Grail, a start-up trying to develop a blood test to detect early-stage cancer, has filed for an initial public offering of stock. The company seeks to join the Nasdaq and trade under the symbol "GRAL," according to the filing.
Grail would follow a wave technology companies that have sought to debut on public markets in recent weeks, including Palantir and Snowflake, following the recovery of major U.S. indexes from a selloff in the spring brought on by the coronavirus pandemic.
The biotechnology company reported a $136.4 million loss and no revenue in the first half of 2020. The loss widened from $117.2 million one year earlier. Most of the company's losses come from research and development expenses, including the costs of developing technology and running clinical studies.
"We have never generated revenue from product sales, do not expect any near-term revenue to offset our ongoing operating expenses, and may never be profitable," the company cautioned in Wednesday's filing.
Although it's unusual for information technology companies to go public pre-revenue, it's more common in the biotech space, where some young companies use IPOs to raise money to help fund the extensive research and trials necessary for medical products. Among other examples, Gossamer Bio had no revenue when it filed to go public in 2018.
The medical industry has understood for years that so-called blood based "liquid biopsy" tests can find signatures of cancer. But the tests on the market today tend to monitor how the disease spreads as it's responding to treatment. Grail and its competitors are looking to detect cancer at an earlier stage, when it's theoretically more treatable. It competes with Thrive, a start-up that is also looking to screen for cancer with a simple blood test. Freenome, another well-funded rival, is focusing more specifically on colorectal cancer.
Grail was spun out of Illumina, a maker of DNA-sequencing machines, in 2015, and it has gone on to raise more than $2 billion in financing from a range of investors including Johnson & Johnson, Arch Venture Partners and Amazon CEO Jeff Bezos.

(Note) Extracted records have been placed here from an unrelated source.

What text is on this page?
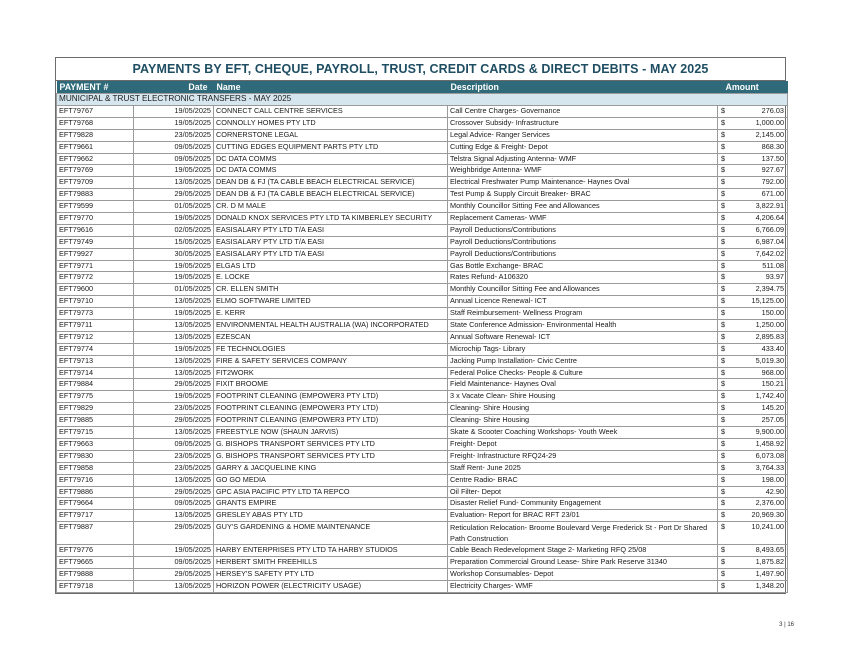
PAYMENTS BY EFT, CHEQUE, PAYROLL, TRUST, CREDIT CARDS & DIRECT DEBITS - MAY 2025
PAYMENT #	Date	Name	Description	Amount
MUNICIPAL & TRUST ELECTRONIC TRANSFERS - MAY 2025				
EFT79767	19/05/2025	CONNECT CALL CENTRE SERVICES	Call Centre Charges- Governance	$ 276.03

EFT79768	19/05/2025	CONNOLLY HOMES PTY LTD	Crossover Subsidy- Infrastructure	$ 1,000.00

EFT79828	23/05/2025	CORNERSTONE LEGAL	Legal Advice- Ranger Services	$ 2,145.00

EFT79661	09/05/2025	CUTTING EDGES EQUIPMENT PARTS PTY LTD	Cutting Edge & Freight- Depot	$ 868.30

EFT79662	09/05/2025	DC DATA COMMS	Telstra Signal Adjusting Antenna- WMF	$ 137.50

EFT79769	19/05/2025	DC DATA COMMS	Weighbridge Antenna- WMF	$ 927.67

EFT79709	13/05/2025	DEAN DB & FJ (TA CABLE BEACH ELECTRICAL SERVICE)	Electrical Freshwater Pump Maintenance- Haynes Oval	$ 792.00

EFT79883	29/05/2025	DEAN DB & FJ (TA CABLE BEACH ELECTRICAL SERVICE)	Test Pump & Supply Circuit Breaker- BRAC	$ 671.00

EFT79599	01/05/2025	CR. D M MALE	Monthly Councillor Sitting Fee and Allowances	$ 3,822.91

EFT79770	19/05/2025	DONALD KNOX SERVICES PTY LTD TA KIMBERLEY SECURITY	Replacement Cameras- WMF	$ 4,206.64

EFT79616	02/05/2025	EASISALARY PTY LTD T/A EASI	Payroll Deductions/Contributions	$ 6,766.09

EFT79749	15/05/2025	EASISALARY PTY LTD T/A EASI	Payroll Deductions/Contributions	$ 6,987.04

EFT79927	30/05/2025	EASISALARY PTY LTD T/A EASI	Payroll Deductions/Contributions	$ 7,642.02

EFT79771	19/05/2025	ELGAS LTD	Gas Bottle Exchange- BRAC	$ 511.08

EFT79772	19/05/2025	E. LOCKE	Rates Refund- A106320	$ 93.97

EFT79600	01/05/2025	CR. ELLEN SMITH	Monthly Councillor Sitting Fee and Allowances	$ 2,394.75

EFT79710	13/05/2025	ELMO SOFTWARE LIMITED	Annual Licence Renewal- ICT	$ 15,125.00

EFT79773	19/05/2025	E. KERR	Staff Reimbursement- Wellness Program	$ 150.00

EFT79711	13/05/2025	ENVIRONMENTAL HEALTH AUSTRALIA (WA) INCORPORATED	State Conference Admission- Environmental Health	$ 1,250.00

EFT79712	13/05/2025	EZESCAN	Annual Software Renewal- ICT	$ 2,895.83

EFT79774	19/05/2025	FE TECHNOLOGIES	Microchip Tags- Library	$ 433.40

EFT79713	13/05/2025	FIRE & SAFETY SERVICES COMPANY	Jacking Pump Installation- Civic Centre	$ 5,019.30

EFT79714	13/05/2025	FIT2WORK	Federal Police Checks- People & Culture	$ 968.00

EFT79884	29/05/2025	FIXIT BROOME	Field Maintenance- Haynes Oval	$ 150.21

EFT79775	19/05/2025	FOOTPRINT CLEANING (EMPOWER3 PTY LTD)	3 x Vacate Clean- Shire Housing	$ 1,742.40

EFT79829	23/05/2025	FOOTPRINT CLEANING (EMPOWER3 PTY LTD)	Cleaning- Shire Housing	$ 145.20

EFT79885	29/05/2025	FOOTPRINT CLEANING (EMPOWER3 PTY LTD)	Cleaning- Shire Housing	$ 257.05

EFT79715	13/05/2025	FREESTYLE NOW (SHAUN JARVIS)	Skate & Scooter Coaching Workshops- Youth Week	$ 9,900.00

EFT79663	09/05/2025	G. BISHOPS TRANSPORT SERVICES PTY LTD	Freight- Depot	$ 1,458.92

EFT79830	23/05/2025	G. BISHOPS TRANSPORT SERVICES PTY LTD	Freight- Infrastructure RFQ24-29	$ 6,073.08

EFT79858	23/05/2025	GARRY & JACQUELINE KING	Staff Rent- June 2025	$ 3,764.33

EFT79716	13/05/2025	GO GO MEDIA	Centre Radio- BRAC	$ 198.00

EFT79886	29/05/2025	GPC ASIA PACIFIC PTY LTD TA REPCO	Oil Filter- Depot	$ 42.90

EFT79664	09/05/2025	GRANTS EMPIRE	Disaster Relief Fund- Community Engagement	$ 2,376.00

EFT79717	13/05/2025	GRESLEY ABAS PTY LTD	Evaluation- Report for BRAC RFT 23/01	$ 20,969.30

EFT79887	29/05/2025	GUY'S GARDENING & HOME MAINTENANCE	Reticulation Relocation- Broome Boulevard Verge Frederick St - Port Dr Shared Path Construction	$ 10,241.00

EFT79776	19/05/2025	HARBY ENTERPRISES PTY LTD TA HARBY STUDIOS	Cable Beach Redevelopment Stage 2- Marketing RFQ 25/08	$ 8,493.65

EFT79665	09/05/2025	HERBERT SMITH FREEHILLS	Preparation Commercial Ground Lease- Shire Park Reserve 31340	$ 1,875.82

EFT79888	29/05/2025	HERSEY'S SAFETY PTY LTD	Workshop Consumables- Depot	$ 1,497.90

EFT79718	13/05/2025	HORIZON POWER (ELECTRICITY USAGE)	Electricity Charges- WMF	$ 1,348.20
3 | 16
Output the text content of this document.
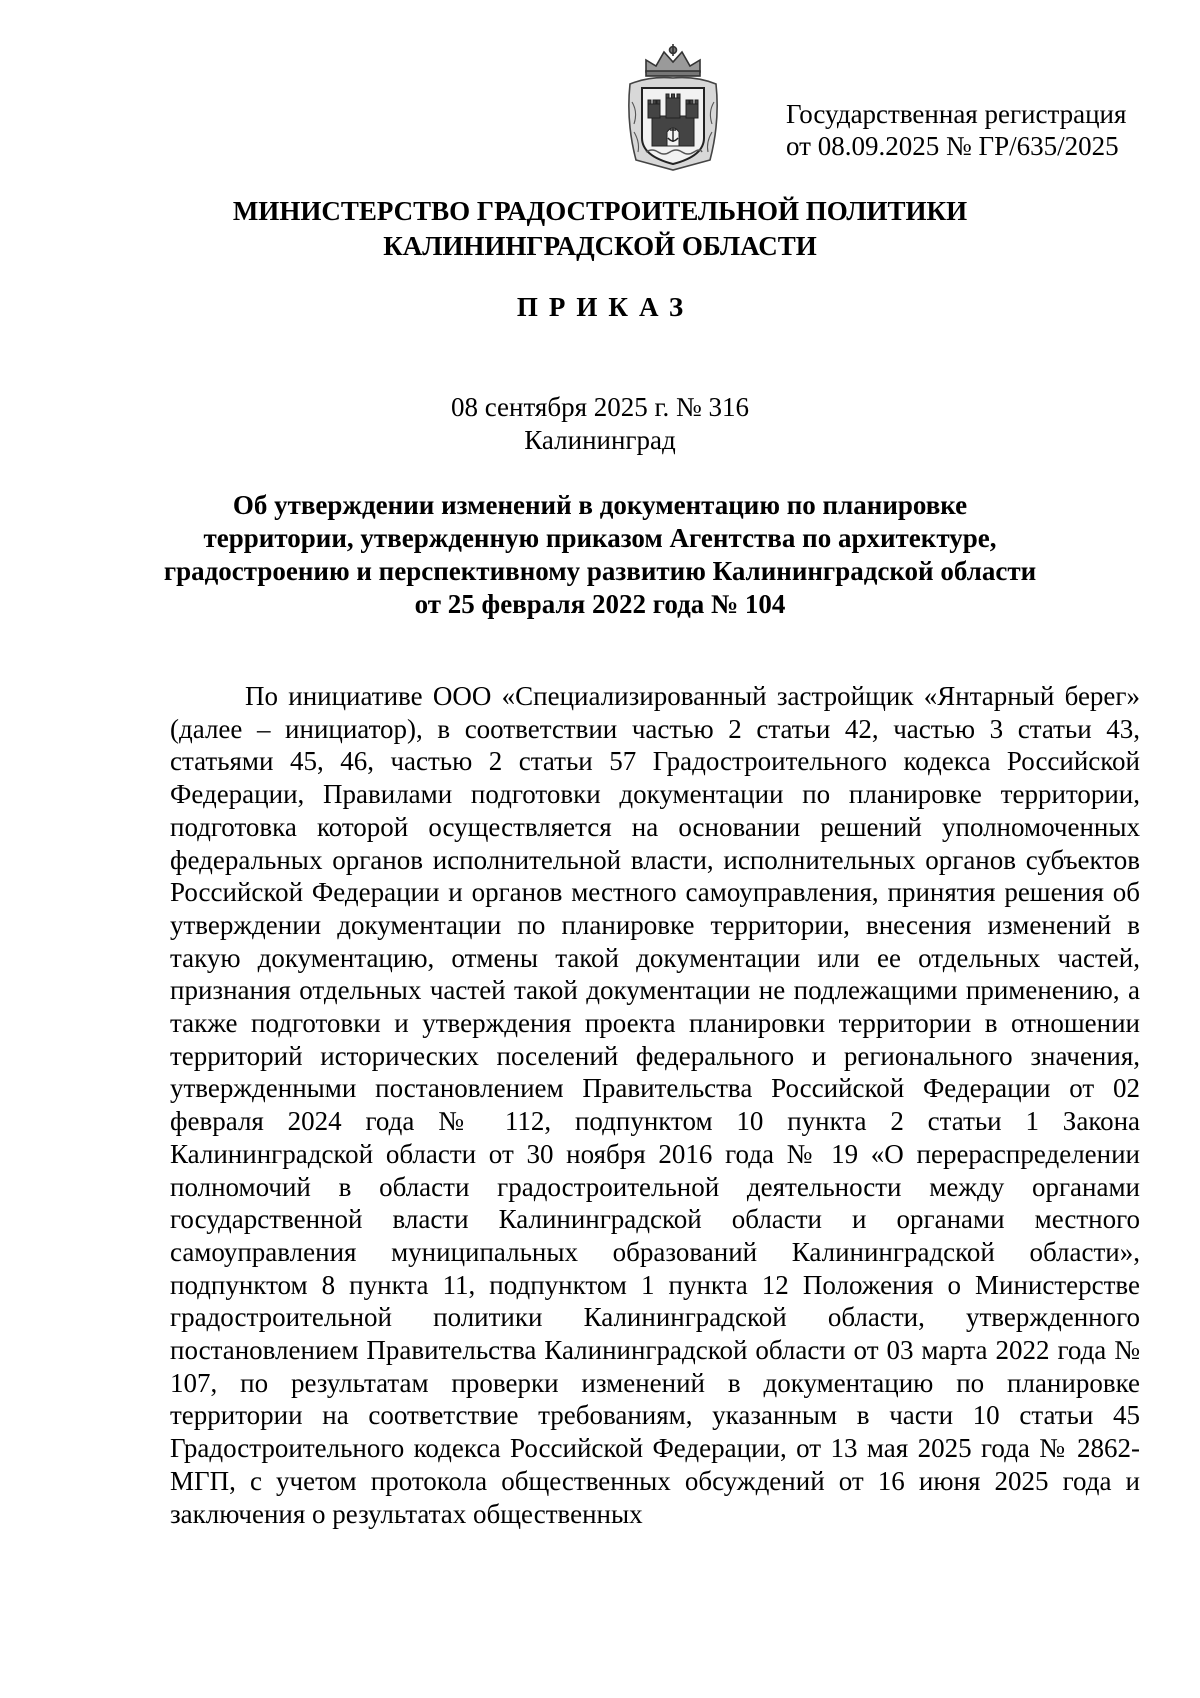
Государственная регистрация
от 08.09.2025 № ГР/635/2025
МИНИСТЕРСТВО ГРАДОСТРОИТЕЛЬНОЙ ПОЛИТИКИ
КАЛИНИНГРАДСКОЙ ОБЛАСТИ
ПРИКАЗ
08 сентября 2025 г. № 316
Калининград
Об утверждении изменений в документацию по планировке
территории, утвержденную приказом Агентства по архитектуре,
градостроению и перспективному развитию Калининградской области
от 25 февраля 2022 года № 104

По инициативе ООО «Специализированный застройщик «Янтарный берег» (далее – инициатор), в соответствии частью 2 статьи 42, частью 3 статьи 43, статьями 45, 46, частью 2 статьи 57 Градостроительного кодекса Российской Федерации, Правилами подготовки документации по планировке территории, подготовка которой осуществляется на основании решений уполномоченных федеральных органов исполнительной власти, исполнительных органов субъектов Российской Федерации и органов местного самоуправления, принятия решения об утверждении документации по планировке территории, внесения изменений в такую документацию, отмены такой документации или ее отдельных частей, признания отдельных частей такой документации не подлежащими применению, а также подготовки и утверждения проекта планировки территории в отношении территорий исторических поселений федерального и регионального значения, утвержденными постановлением Правительства Российской Федерации от 02 февраля 2024 года № 112, подпунктом 10 пункта 2 статьи 1 Закона Калининградской области от 30 ноября 2016 года № 19 «О перераспределении полномочий в области градостроительной деятельности между органами государственной власти Калининградской области и органами местного самоуправления муниципальных образований Калининградской области», подпунктом 8 пункта 11, подпунктом 1 пункта 12 Положения о Министерстве градостроительной политики Калининградской области, утвержденного постановлением Правительства Калининградской области от 03 марта 2022 года № 107, по результатам проверки изменений в документацию по планировке территории на соответствие требованиям, указанным в части 10 статьи 45 Градостроительного кодекса Российской Федерации, от 13 мая 2025 года № 2862-МГП, с учетом протокола общественных обсуждений от 16 июня 2025 года и заключения о результатах общественных
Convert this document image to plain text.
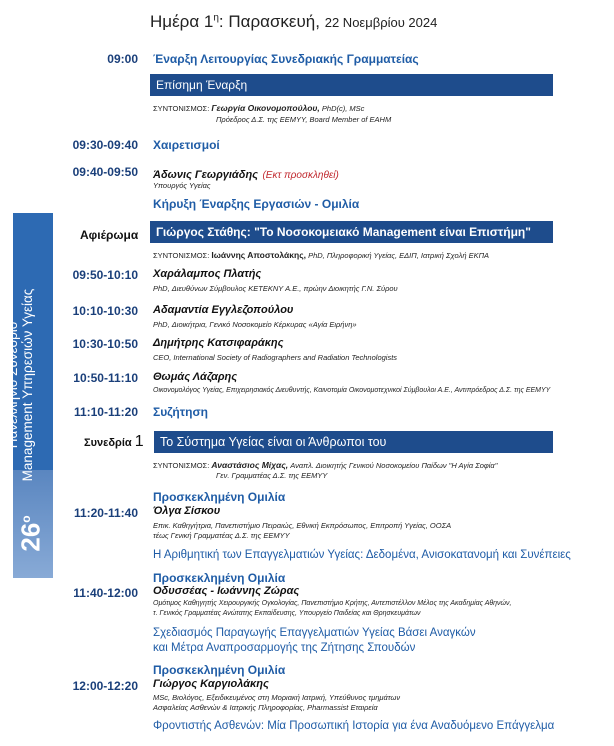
Ημέρα $1^\eta$: Παρασκευή, 22 Νοεμβρίου 2024
Πανελλήνιο Συνέδριο Management Υπηρεσιών Υγείας
$26^o$
09:00 Έναρξη Λειτουργίας Συνεδριακής Γραμματείας
Επίσημη Έναρξη
ΣΥΝΤΟΝΙΣΜΟΣ: Γεωργία Οικονομοπούλου, PhD(c), MSc
Πρόεδρος Δ.Σ. της ΕΕΜΥΥ, Board Member of EAHM
09:30-09:40 Χαιρετισμοί
09:40-09:50 Άδωνις Γεωργιάδης (Εκτ προσκληθεί)
Υπουργός Υγείας
Κήρυξη Έναρξης Εργασιών - Ομιλία
Αφιέρωμα	Γιώργος Στάθης: "Το Νοσοκομειακό Management είναι Επιστήμη"
ΣΥΝΤΟΝΙΣΜΟΣ: Ιωάννης Αποστολάκης, PhD, Πληροφορική Υγείας, ΕΔΙΠ, Ιατρική Σχολή ΕΚΠΑ
09:50-10:10 Χαράλαμπος Πλατής
PhD, Διευθύνων Σύμβουλος ΚΕΤΕΚΝΥ Α.Ε., πρώην Διοικητής Γ.Ν. Σύρου
10:10-10:30 Αδαμαντία Εγγλεζοπούλου
PhD, Διοικήτρια, Γενικό Νοσοκομείο Κέρκυρας «Αγία Ειρήνη»
10:30-10:50 Δημήτρης Κατσιφαράκης
CEO, International Society of Radiographers and Radiation Technologists
10:50-11:10 Θωμάς Λάζαρης
Οικονομολόγος Υγείας, Επιχειρησιακός Διευθυντής, Καινοτομία Οικονομοτεχνικοί Σύμβουλοι Α.Ε., Αντιπρόεδρος Δ.Σ. της ΕΕΜΥΥ
11:10-11:20 Συζήτηση
Συνεδρία 1	Το Σύστημα Υγείας είναι οι Άνθρωποι του
ΣΥΝΤΟΝΙΣΜΟΣ: Αναστάσιος Μίχας, Αναπλ. Διοικητής Γενικού Νοσοκομείου Παίδων "Η Αγία Σοφία"
Γεν. Γραμματέας Δ.Σ. της ΕΕΜΥΥ
Προσκεκλημένη Ομιλία
11:20-11:40 Όλγα Σίσκου
Επικ. Καθηγήτρια, Πανεπιστήμιο Πειραιώς, Εθνική Εκπρόσωπος, Επιτροπή Υγείας, ΟΟΣΑ
τέως Γενική Γραμματέας Δ.Σ. της ΕΕΜΥΥ
Η Αριθμητική των Επαγγελματιών Υγείας: Δεδομένα, Ανισοκατανομή και Συνέπειες
Προσκεκλημένη Ομιλία
11:40-12:00 Οδυσσέας - Ιωάννης Ζώρας
Ομότιμος Καθηγητής Χειρουργικής Ογκολογίας, Πανεπιστήμιο Κρήτης, Αντεπιστέλλον Μέλος της Ακαδημίας Αθηνών,
τ. Γενικός Γραμματέας Ανώτατης Εκπαίδευσης, Υπουργείο Παιδείας και Θρησκευμάτων
Σχεδιασμός Παραγωγής Επαγγελματιών Υγείας Βάσει Αναγκών
και Μέτρα Αναπροσαρμογής της Ζήτησης Σπουδών
Προσκεκλημένη Ομιλία
12:00-12:20 Γιώργος Καργιολάκης
MSc, Βιολόγος, Εξειδικευμένος στη Μοριακή Ιατρική, Υπεύθυνος τμημάτων
Ασφαλείας Ασθενών & Ιατρικής Πληροφορίας, Pharmassist Εταιρεία
Φροντιστής Ασθενών: Μία Προσωπική Ιστορία για ένα Αναδυόμενο Επάγγελμα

Prior to the IPO, Illumina held 14.6% of shares, making it the largest single shareholder. The two companies have a decade-long supply and commercialization agreement in place that involves Grail paying Illumina "a high single-digit royalty, subject to certain reductions, in perpetuity on net sales generated by our products or revenues otherwise generated or received by us regardless of whether these products incorporate any Illumina intellectual property, subject to certain exceptions, in the field of oncology," according to the filing.
The company said in the filing that is is planning to ramp up production of its test, dubbed Galleri, in 2021 as a laboratory developed test or LDT. These diagnostic tests are typically less regulated than traditional medical devices. It is prioritizing cancer types that don't currently have a screening test. The pandemic has delayed the completion of studies, according to the filing.
The company has said it will use the funds raised in its IPO to support the kind of expensive and large-scale clinical trials that are required to prove that its test is safe and effective. Grail will also need to prove to insurers that the test will not add cost to the system by providing people with a flood of false-positive results, which might lead them to seek unnecessary care.